PREMIUM TAG BLOG: – The West’s Airborne Retreat from Kabul: A Short Survey of Resultant Alliance Dilemmas

By Paul Schulte

The rapid Islamist conquest of the Islamic Republic of Afghanistan, an internationally recognised state and “de facto NATO protectorate”, just before the looming anniversary of 9/11, is a transfixing event whose overall significance for the Alliance will only emerge – or be negotiated – over time. 
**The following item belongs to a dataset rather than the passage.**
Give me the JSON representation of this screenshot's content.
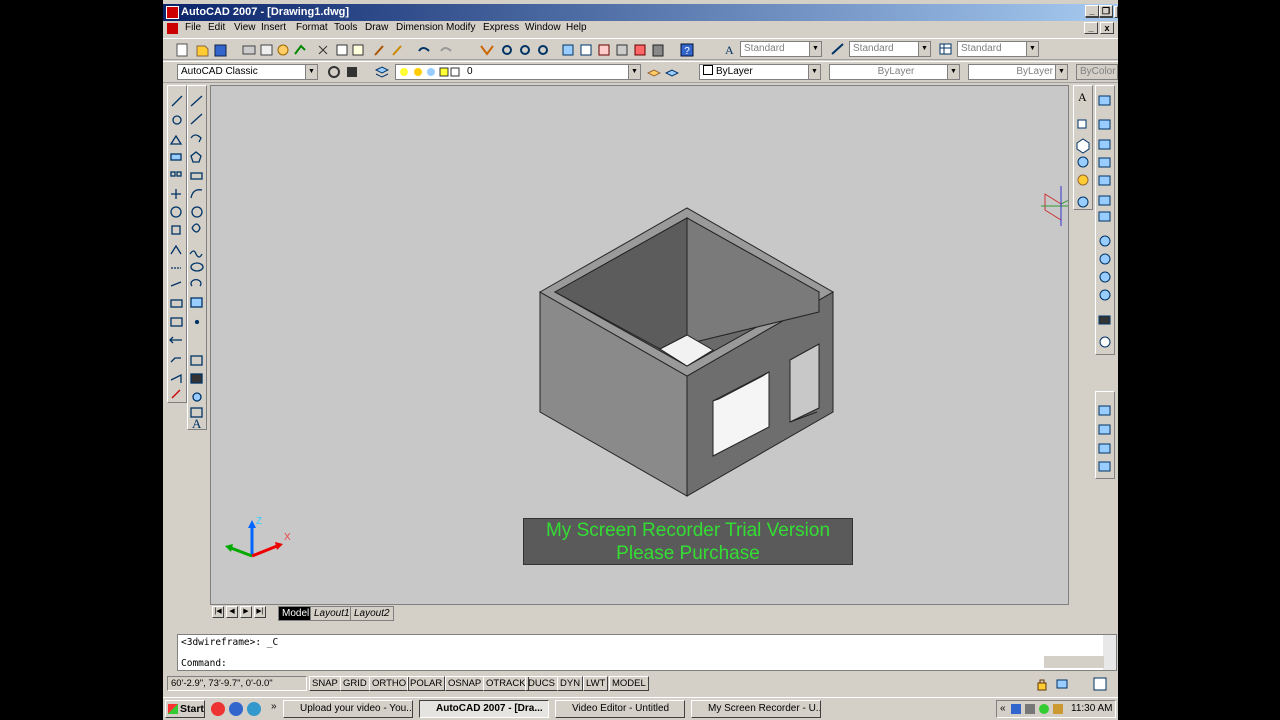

History suggests immediate reactions will prove exaggerated, and the imperatives of underlying common interests will predominate. Indeed, rationally, the refocused capabilities of a less distracted America shouldstrengthen deterrence extended to allies. That is not what is being felt at present. Anxieties over devalued US credibility, and abandonment have been raised by some European leaders. Commentators complain that US operational decisions and speeches this autumn, and the postulated “Biden Doctrine”, consciously narrowing core American national interests, indicate the future subordination of Allied and partner concerns to US domestic politics. American officials and others reject the substance of these complaints and question the unity, financial realism and strategic seriousness behind resultant calls for greater European Strategic Autonomy. Sceptics can accurately point to the continuing absence of concrete proposals which would (expensively) expand and rebalance capabilities across the Atlantic to reduce dependent European free riding. But the tensions revealed by invocations of autonomy will not disappear.
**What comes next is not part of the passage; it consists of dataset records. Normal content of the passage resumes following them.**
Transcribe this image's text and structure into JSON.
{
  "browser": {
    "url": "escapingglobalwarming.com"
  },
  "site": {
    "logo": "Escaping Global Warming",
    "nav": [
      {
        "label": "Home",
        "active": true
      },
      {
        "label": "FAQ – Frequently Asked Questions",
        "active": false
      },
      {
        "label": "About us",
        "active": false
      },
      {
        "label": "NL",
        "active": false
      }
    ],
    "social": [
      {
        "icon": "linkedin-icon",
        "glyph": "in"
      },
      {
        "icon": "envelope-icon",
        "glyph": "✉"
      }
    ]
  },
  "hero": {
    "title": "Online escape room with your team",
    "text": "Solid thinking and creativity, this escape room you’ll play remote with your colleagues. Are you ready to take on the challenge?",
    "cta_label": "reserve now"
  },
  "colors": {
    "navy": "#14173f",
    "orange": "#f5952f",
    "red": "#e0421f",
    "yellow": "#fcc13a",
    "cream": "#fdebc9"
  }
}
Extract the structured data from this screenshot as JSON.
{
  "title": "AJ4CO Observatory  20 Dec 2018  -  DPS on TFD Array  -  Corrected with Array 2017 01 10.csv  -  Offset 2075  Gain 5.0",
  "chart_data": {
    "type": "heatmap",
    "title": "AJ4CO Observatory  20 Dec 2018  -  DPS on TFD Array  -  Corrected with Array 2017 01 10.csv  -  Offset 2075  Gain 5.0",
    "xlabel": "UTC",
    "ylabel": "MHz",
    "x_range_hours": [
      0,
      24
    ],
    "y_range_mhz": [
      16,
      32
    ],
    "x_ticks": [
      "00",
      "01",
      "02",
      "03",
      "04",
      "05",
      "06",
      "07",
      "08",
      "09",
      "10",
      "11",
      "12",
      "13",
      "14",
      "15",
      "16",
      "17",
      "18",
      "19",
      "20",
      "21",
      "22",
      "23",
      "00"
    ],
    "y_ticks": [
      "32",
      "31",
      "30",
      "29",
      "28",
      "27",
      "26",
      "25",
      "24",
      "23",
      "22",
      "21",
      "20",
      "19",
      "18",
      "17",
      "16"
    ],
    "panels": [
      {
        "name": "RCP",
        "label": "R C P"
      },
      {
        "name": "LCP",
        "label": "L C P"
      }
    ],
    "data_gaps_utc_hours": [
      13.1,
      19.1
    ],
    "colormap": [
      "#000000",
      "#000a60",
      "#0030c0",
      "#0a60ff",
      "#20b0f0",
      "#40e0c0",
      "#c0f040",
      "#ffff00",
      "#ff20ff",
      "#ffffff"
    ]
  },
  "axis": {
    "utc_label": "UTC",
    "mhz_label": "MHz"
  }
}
The Alliance now faces numerous entwined immediate dilemmas. 

Concerting Responses to the new Islamic Emirate: most urgently over release of funds, delivery of humanitarian aid and recognition of the Taliban regime, during an economic collapse induced by long drought and war. What should be done, by who, to mitigate or receive destabilising refugee flows? What conditionalities should – or can- the West impose over democratic freedoms, political inclusion, drugs, civilian freedom to emigrate, and Human, especially Women’s, Rights? What should be done if a new civil war of resistance to the Taliban develops? How does NATO’s agenda overlap, or conflict, with the EU and UN in all this?
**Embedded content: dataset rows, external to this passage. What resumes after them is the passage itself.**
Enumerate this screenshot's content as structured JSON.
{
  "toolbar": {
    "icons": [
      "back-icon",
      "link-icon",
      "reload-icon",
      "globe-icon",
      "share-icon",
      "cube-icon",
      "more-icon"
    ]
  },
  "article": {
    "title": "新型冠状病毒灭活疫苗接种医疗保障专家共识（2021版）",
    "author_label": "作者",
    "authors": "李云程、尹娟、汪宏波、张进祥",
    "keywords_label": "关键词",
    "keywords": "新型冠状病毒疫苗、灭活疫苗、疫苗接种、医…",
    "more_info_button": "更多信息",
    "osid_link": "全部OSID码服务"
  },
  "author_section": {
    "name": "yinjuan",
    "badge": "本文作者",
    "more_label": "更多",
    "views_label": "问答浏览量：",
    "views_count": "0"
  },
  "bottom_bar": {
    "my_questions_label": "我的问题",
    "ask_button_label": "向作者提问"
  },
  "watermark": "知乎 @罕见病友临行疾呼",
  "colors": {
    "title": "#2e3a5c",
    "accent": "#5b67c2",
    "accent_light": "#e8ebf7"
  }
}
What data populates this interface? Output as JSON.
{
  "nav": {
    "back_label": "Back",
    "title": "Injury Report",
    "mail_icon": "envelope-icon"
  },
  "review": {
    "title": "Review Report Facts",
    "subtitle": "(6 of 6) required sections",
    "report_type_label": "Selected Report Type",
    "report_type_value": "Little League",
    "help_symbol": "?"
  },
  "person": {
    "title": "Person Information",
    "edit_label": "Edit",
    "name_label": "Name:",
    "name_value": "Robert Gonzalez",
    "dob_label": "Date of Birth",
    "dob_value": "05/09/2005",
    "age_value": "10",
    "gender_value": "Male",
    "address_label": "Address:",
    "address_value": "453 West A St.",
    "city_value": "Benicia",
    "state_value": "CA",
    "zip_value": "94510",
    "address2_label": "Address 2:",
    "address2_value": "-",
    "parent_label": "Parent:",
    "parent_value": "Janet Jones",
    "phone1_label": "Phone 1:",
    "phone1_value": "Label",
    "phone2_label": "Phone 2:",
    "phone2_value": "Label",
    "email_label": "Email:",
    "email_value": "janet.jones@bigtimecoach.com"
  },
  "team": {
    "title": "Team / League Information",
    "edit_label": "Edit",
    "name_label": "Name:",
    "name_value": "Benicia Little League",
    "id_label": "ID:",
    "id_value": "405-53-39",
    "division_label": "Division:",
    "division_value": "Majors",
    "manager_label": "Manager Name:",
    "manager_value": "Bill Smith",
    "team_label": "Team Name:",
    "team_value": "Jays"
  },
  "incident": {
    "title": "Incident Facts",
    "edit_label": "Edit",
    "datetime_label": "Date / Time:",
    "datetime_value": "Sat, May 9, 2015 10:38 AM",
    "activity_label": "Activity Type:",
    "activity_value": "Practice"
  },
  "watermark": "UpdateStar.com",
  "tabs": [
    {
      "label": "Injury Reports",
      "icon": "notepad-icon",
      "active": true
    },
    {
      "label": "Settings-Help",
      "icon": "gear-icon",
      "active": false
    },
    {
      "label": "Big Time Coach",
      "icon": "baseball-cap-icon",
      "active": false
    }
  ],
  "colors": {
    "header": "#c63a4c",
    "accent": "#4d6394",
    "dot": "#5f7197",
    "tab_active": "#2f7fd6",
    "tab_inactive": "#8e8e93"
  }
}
Learning Lessons and Managing Recrimination: Culpability for the accelerating defeat in Afghanistan is a potentially toxic political football within and between allied states. Flows of accusatory interviews and memoirs have begun a blame game. Alliance publics will expect steps to improve NATO’s interventionary realism and operational competence. High profile diagnostic inquiries and lessons- learned exercises will be demanded. But lists of alleged campaign failures are extensive, depressing and often invidious. Accurately attributing, (and then, probably divisively, disputing) causes of defeat in a long, complex, mutating intervention could also undermine confidence in any future forceful Western CT responses, politically constraining freedom of action.

Responding to intensified domestic and international terrorism. Afghanistan has boosted Jihadi morale as a major success, gloatingly amplified by Islamist media. To respond adequately, NATO will need to coordinate with EU and national aid and development plans around its periphery. Renouncing “nation building” need not end support for partner militaries in some of those areas, like North and East Africa, at severe- or even desperate – risk of becoming Jihadi proto states. Here there is a shortage of NATO allies willing to hazard troops in active roles, such as “operational advice and assist”, with inevitable risk of casualties.

Maintaining cohesion. Allied cooperation and intelligence sharing will remain vital, but the domestic politics of counterterrorism could throw up obstacles to concerted overall strategy. President Biden has warned of continuing “Over the Horizon Warfare” against ISIS, and other transnational terrorist groups in Afghanistan after US withdrawal – even though legally no longer an area of active conflict. The Taliban have vehemently denounced this. Among certain European allies there will be further legal challenges to national intelligence support for such operations, part of opposition to “Remote Warfare”, portrayed as an inhumane, illegal continuation of a failed Forever War, inevitably provoking blowback with still further significant increases in overall terrorist numbers and activity. Wholeheartedly supporting kinetic American CT strategies may become more problematic for some Allies.

The overall background question is whether NATO can now expect only to limit the damage to Alliance security, cohesion, and confidence through available collective responses. Or could the long foreseen, but still shockingly rushed, withdrawal from Afghanistan provide sufficient impetus to build overall effectiveness in CT, and eventually enhance public trust, resilience, and strategic patience?